I could speak of work, but as I'm there now surrounded by dusty silk flowers and people who are incapable of sincere smiles or clever reparte, I would just as soon shove salt into this slit I have on my lip from licking these stupid envelopes...so work is tabu...for now.
... more minutes pass ... I answer the phone ... twice ...
Then there's family, the extended kind consisting of siblings. We, my siblings and I, are on the outs now, inheritance and all the selfishness that intails, the finger pointing and recriminations, etc. I probably need to go see a psychiatrist or something before I begin complaining about my family. I think maybe I'll touch on that later when my skin has thickened a bit.
... I watch a cobweb float above the credenza ...
What about children...I have two...22 and 17...students....at home...no, I don't think I'll travel down that road at the moment either.
... heavy sigh ...
So, instead, I rest my head in my palm and stare at the keyboard; then at the silk dogwood in the corner; then at the conference room table that has some empty soda cans that I will eventually have to throw into the trash, or maybe not; then back at the keyboard hoping my fingers have miraculously found something clever and witty to say... and I wait...

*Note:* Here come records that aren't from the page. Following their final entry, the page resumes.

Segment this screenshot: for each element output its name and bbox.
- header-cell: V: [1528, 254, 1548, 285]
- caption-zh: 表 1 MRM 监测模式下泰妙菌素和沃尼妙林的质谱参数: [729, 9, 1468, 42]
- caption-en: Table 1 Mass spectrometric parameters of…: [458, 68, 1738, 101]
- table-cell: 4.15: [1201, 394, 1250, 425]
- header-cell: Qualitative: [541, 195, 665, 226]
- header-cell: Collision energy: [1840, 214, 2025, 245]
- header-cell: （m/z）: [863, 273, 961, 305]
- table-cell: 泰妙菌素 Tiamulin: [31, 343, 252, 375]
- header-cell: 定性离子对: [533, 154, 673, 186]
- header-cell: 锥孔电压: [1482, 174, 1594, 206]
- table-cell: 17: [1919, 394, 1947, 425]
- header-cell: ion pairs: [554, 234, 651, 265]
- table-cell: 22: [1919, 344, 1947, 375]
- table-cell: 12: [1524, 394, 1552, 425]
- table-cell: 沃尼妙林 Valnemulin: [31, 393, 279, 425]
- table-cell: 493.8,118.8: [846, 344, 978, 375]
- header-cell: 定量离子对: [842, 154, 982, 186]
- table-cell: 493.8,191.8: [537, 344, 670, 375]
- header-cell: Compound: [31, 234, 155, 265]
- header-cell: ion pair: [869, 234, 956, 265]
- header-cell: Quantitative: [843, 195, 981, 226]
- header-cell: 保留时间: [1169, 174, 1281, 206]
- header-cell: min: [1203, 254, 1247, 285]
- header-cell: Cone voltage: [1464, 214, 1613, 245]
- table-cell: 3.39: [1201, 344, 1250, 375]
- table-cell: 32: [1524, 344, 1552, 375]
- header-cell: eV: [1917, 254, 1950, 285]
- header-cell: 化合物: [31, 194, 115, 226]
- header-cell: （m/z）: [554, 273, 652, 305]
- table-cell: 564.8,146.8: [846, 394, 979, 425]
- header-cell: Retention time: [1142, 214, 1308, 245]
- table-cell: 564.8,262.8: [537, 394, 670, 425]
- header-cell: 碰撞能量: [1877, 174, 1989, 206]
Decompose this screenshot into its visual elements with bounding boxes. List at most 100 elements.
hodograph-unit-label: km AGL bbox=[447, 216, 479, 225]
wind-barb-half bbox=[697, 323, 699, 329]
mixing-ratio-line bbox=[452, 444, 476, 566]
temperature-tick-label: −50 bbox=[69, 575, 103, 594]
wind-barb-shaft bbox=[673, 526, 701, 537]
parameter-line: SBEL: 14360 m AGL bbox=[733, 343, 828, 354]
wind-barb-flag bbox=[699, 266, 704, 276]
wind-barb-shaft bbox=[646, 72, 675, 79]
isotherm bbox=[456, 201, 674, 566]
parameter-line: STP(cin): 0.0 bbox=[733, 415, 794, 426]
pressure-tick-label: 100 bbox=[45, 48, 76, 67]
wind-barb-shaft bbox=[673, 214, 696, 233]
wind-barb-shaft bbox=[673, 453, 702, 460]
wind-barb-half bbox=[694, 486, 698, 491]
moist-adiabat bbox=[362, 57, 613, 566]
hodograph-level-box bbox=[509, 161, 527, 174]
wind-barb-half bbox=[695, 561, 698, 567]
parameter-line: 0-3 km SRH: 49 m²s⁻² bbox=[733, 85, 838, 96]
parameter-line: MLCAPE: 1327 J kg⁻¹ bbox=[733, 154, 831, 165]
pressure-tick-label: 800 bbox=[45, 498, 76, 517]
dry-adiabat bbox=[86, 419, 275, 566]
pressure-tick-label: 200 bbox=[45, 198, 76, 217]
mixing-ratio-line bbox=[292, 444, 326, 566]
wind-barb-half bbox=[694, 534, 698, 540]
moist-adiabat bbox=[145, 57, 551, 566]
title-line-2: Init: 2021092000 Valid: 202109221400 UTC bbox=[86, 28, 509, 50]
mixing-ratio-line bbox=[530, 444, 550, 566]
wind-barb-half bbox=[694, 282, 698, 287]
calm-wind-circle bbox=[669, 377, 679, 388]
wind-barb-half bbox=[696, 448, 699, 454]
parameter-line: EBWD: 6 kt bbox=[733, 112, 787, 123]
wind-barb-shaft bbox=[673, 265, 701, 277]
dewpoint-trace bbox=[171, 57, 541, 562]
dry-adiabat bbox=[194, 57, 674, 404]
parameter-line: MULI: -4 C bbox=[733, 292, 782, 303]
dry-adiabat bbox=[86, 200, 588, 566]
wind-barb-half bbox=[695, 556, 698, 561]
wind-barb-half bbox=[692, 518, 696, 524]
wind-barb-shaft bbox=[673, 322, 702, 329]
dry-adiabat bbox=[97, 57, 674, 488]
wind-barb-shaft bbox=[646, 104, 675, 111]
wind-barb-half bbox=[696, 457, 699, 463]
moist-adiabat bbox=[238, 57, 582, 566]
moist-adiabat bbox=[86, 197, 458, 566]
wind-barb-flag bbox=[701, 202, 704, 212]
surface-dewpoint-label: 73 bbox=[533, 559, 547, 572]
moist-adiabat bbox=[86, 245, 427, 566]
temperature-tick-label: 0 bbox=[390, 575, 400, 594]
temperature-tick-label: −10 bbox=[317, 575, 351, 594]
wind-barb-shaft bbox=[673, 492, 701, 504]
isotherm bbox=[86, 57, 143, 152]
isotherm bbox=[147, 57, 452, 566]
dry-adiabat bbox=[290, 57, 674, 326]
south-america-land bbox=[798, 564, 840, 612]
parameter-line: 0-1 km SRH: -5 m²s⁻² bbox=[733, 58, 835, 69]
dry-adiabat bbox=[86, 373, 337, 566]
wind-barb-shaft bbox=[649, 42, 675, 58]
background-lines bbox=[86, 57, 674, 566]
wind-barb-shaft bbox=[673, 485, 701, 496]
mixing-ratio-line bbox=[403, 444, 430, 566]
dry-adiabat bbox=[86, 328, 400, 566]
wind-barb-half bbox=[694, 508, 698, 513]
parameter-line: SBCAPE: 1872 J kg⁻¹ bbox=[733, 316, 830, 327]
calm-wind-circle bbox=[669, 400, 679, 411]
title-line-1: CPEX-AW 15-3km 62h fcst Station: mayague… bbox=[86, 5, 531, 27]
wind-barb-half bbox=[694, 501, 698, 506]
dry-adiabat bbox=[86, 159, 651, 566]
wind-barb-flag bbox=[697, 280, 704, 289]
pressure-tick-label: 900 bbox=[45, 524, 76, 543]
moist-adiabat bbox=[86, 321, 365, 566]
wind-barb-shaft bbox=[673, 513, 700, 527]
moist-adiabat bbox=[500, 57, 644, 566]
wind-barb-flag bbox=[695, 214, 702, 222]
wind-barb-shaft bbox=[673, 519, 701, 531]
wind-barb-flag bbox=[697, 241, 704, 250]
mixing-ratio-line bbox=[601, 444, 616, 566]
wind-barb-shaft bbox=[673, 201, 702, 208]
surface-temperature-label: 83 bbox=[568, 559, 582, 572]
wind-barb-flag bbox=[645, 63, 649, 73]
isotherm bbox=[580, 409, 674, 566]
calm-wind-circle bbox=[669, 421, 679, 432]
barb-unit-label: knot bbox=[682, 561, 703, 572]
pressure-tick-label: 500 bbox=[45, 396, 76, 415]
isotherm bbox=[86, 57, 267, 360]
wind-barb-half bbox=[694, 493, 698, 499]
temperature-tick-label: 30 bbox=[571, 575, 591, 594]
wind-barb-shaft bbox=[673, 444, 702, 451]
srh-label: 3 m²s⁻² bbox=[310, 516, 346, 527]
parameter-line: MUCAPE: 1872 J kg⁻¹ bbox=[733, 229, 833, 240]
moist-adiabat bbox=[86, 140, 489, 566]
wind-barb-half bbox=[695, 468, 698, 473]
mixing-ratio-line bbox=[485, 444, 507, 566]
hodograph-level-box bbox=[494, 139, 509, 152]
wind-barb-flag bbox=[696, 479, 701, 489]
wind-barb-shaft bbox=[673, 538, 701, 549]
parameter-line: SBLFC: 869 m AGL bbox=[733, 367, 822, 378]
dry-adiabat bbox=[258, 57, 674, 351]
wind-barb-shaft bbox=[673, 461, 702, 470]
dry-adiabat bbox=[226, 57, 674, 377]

Damn, Harley has returned from his meeting so I suppose I should APPEAR to be busy...it's going to take all the acting skills I possess. If it's entertaining enough maybe I'll win a Golden Globe!
4 comments:
FIRST POST!
heheheheh, I'm your first poster....
I was entertained just by watching you be bored. I'm so glad I'm not the only one.
It's tough writing about family & friends because you never know if they are going to be reading. And that can get sticky.
Keep poking around. You'll find the vein.
oh yey and I'm your second!! You are so not alone - leading my boring life I decided to get a dog and, inspired by a friends deeply moving health blog (she had leukemia), decided to write a dog blog. Think I wrote in it twice and then suffering the equivalent of post baby (read puppy) blues I could never again face telling the world how awful it was!! H
Hope yours goes better darling girl.
Was at a wedding at the weekend, stayed in the hotel where it was and our room name? Your first name!!
Good luck with it. Pen,xxx
It is always easier to blog or do anything in your head, than it is is to do it in practice.
I have done all manner of wonderful things in my head while driving, walking, or working.
Yes, in my head is where I solve all the problems of the universe. I have yet to figure out how to accomplish it outside of my head. Therein lies the rub!